First, Nouriel tries to argue that central banks in the UK, Australia and NZ have been more pro-active in targeting asset prices, in this case house prices, than the Fed. This is mere assertion on Nouriel’s part. The BoE, RBA and RBNZ have certainly referenced housing as one of many factors behind their recent tightening cycles, but all three central banks view their conduct of monetary policy as being squarely within the standard Taylor rule framework and are just as cautious as the Fed about the notion of central banks targeting asset prices. Indeed, if these central banks have been targeting house prices, they have done a lousy job of it. House price inflation in the rest of the Anglo-American world has if anything been even more pronounced than in the US and remains strong in NZ (this is ironic, because the RBNZ has actually given the strongest emphasis to housing in its official rhetoric). I highly recommend Adam Posen’s paper on the subject for a thorough debunking of Nouriel’s argument that monetary policy should target asset prices. Ben Bernanke also gave a speech on the subject before becoming Fed Chairman, in which he demonstrates how dangerous and misguided it would be for central banks to attempt to manage asset prices. To argue that the Fed is completely out of step with the rest of the world in its conduct of monetary policy simply beggars belief. If anything, the US under Volcker, Greenspan and Bernanke has set the standard that was subsequently emulated by other central banks by the adoption of formal inflation targets that sought to match the Fed’s record on inflation.

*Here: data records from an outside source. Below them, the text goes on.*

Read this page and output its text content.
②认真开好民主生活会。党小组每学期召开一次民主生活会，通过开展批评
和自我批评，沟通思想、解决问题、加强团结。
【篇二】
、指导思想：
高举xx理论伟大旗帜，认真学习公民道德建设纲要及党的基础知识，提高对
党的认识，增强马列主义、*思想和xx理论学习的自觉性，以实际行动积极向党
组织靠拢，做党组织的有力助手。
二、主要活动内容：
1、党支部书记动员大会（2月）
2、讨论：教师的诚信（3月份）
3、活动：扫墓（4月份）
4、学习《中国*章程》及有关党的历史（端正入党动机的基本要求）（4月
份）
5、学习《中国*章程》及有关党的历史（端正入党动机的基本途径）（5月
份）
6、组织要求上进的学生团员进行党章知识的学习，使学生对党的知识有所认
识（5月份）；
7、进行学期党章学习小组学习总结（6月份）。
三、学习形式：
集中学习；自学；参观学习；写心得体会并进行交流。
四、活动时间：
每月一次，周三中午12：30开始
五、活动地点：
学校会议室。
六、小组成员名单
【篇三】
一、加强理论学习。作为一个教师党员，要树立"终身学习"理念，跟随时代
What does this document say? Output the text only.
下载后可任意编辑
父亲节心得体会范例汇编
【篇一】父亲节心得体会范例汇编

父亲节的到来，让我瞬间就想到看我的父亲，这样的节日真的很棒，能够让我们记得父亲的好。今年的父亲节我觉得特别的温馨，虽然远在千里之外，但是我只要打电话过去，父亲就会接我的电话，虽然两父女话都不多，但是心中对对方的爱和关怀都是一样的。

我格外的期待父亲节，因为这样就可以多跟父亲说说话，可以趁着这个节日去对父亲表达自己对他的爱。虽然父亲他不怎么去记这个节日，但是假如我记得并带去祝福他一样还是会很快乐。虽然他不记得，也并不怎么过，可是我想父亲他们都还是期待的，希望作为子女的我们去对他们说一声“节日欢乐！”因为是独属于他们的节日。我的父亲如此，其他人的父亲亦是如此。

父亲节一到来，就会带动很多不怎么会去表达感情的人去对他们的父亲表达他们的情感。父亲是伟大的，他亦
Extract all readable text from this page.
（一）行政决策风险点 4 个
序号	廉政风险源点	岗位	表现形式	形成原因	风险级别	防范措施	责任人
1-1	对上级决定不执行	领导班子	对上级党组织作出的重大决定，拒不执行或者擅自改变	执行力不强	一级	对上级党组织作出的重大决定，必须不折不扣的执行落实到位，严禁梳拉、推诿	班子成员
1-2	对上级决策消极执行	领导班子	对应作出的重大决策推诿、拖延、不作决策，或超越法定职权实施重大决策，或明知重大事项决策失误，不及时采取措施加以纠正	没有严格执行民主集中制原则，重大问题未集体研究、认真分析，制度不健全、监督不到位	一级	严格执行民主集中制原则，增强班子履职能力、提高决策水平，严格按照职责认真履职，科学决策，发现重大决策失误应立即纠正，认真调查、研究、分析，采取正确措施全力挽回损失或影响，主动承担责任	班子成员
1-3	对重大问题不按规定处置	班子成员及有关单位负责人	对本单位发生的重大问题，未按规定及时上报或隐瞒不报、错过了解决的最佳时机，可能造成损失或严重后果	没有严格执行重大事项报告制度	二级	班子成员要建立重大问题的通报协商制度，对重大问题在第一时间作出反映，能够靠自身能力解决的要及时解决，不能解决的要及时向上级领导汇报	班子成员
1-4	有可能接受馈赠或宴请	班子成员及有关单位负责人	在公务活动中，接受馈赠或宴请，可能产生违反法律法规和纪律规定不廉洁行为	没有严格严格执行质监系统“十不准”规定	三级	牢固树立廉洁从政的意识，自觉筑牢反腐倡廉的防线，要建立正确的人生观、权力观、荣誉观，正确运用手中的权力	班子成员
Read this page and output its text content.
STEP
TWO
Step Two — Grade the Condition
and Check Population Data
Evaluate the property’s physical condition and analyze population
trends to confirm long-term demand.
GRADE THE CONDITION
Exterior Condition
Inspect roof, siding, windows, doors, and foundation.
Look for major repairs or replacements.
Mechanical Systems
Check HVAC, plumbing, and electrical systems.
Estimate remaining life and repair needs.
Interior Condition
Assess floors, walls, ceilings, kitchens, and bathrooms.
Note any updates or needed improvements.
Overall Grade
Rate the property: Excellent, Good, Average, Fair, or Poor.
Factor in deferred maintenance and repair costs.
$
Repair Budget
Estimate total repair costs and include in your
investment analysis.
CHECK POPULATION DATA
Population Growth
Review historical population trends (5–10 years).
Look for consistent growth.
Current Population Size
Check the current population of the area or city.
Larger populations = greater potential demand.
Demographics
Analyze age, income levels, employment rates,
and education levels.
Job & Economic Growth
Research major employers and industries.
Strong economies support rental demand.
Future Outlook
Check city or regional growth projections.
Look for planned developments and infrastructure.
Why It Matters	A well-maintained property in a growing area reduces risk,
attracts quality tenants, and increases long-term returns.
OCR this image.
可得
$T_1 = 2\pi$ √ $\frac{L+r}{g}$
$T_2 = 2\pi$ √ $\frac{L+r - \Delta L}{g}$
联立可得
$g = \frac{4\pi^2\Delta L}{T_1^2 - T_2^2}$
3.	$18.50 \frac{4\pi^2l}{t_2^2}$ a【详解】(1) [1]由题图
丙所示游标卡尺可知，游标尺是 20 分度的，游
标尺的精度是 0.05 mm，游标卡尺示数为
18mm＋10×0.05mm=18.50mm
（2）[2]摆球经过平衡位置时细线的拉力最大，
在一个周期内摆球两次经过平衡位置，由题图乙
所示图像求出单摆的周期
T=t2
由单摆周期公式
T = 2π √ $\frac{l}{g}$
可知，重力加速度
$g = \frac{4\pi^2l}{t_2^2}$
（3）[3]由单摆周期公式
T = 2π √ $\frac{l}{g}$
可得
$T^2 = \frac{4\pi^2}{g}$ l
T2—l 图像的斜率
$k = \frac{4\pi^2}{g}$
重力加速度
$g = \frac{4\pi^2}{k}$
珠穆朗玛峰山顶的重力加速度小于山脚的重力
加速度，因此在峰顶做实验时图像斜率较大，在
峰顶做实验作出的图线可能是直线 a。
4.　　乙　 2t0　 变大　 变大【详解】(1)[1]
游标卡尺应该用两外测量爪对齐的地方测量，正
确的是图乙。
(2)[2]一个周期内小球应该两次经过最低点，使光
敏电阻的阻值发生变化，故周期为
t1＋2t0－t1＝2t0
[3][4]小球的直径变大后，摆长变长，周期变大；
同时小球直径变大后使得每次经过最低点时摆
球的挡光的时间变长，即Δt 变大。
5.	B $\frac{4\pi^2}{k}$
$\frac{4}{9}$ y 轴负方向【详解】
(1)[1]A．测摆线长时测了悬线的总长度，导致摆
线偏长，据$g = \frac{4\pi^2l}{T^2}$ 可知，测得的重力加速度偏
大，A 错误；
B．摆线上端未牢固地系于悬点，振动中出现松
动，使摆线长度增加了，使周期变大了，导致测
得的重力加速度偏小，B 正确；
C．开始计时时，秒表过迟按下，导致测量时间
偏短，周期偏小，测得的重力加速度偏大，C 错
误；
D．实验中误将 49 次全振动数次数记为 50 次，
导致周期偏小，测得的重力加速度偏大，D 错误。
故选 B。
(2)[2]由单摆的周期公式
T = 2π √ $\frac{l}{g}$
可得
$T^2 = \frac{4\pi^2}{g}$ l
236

Second, Roubini argues that ‘What prevented a hard landing of the economy in the UK, Australia and New Zealand has been – among other factors – the fact that all three countries have experienced sharp positive terms of trade shocks that have boosted overall GDP at the time when the housing market was going into a sharp slump following the bursting of their housing bubbles.’ This statement somewhat contradicts his first argument that the soft-landings in these countries were a function of monetary policy. But it also ignores the fact that these terms of trade booms are not nearly as important to measured GDP growth as many people assume. The sectoral composition of the other Anglo-American economies is little different from that of the US, being overwhelming in services. Strength in commodity prices should not be confused with strength in commodity output, which is what real GDP measures. As we have noted previously, mining output in Australia fell 8.3% in the year to June. Net exports have made a flat or negative contribution to Australian GDP growth in every quarter since Q3 2001. As John Edwards likes to point out, Australian export volumes have even underperformed US export volumes. The increased national purchasing power due to a rising terms of trade has resulted in the substitution of imports for domestic production, which actually subtract from GDP, so terms of trade booms have mixed implications for measured GDP growth. Perhaps the best measure of the lack of importance of commodities for the overall Australian economy is the simple fact that some of the strongest GDP growth rates in the current Australian expansion were achieved during the 1998-2001 global commodity price slump.
Even Nouriel’s prolific colleague, Felix Salmon, is unconvinced by Nouriel’s arguments:
after looking at all the housing bubbles [sic] all over the world in the past decade, it’s hard to find a single one that has yet resulted in a hard landing. Nouriel seems to be saying that Australia, New Zealand, and the UK are all somehow special cases, but in fact, to me, they actually seem closer to the norm. Could the United States have a hard landing? Of course it could. But that would make it the exception, rather than the rule.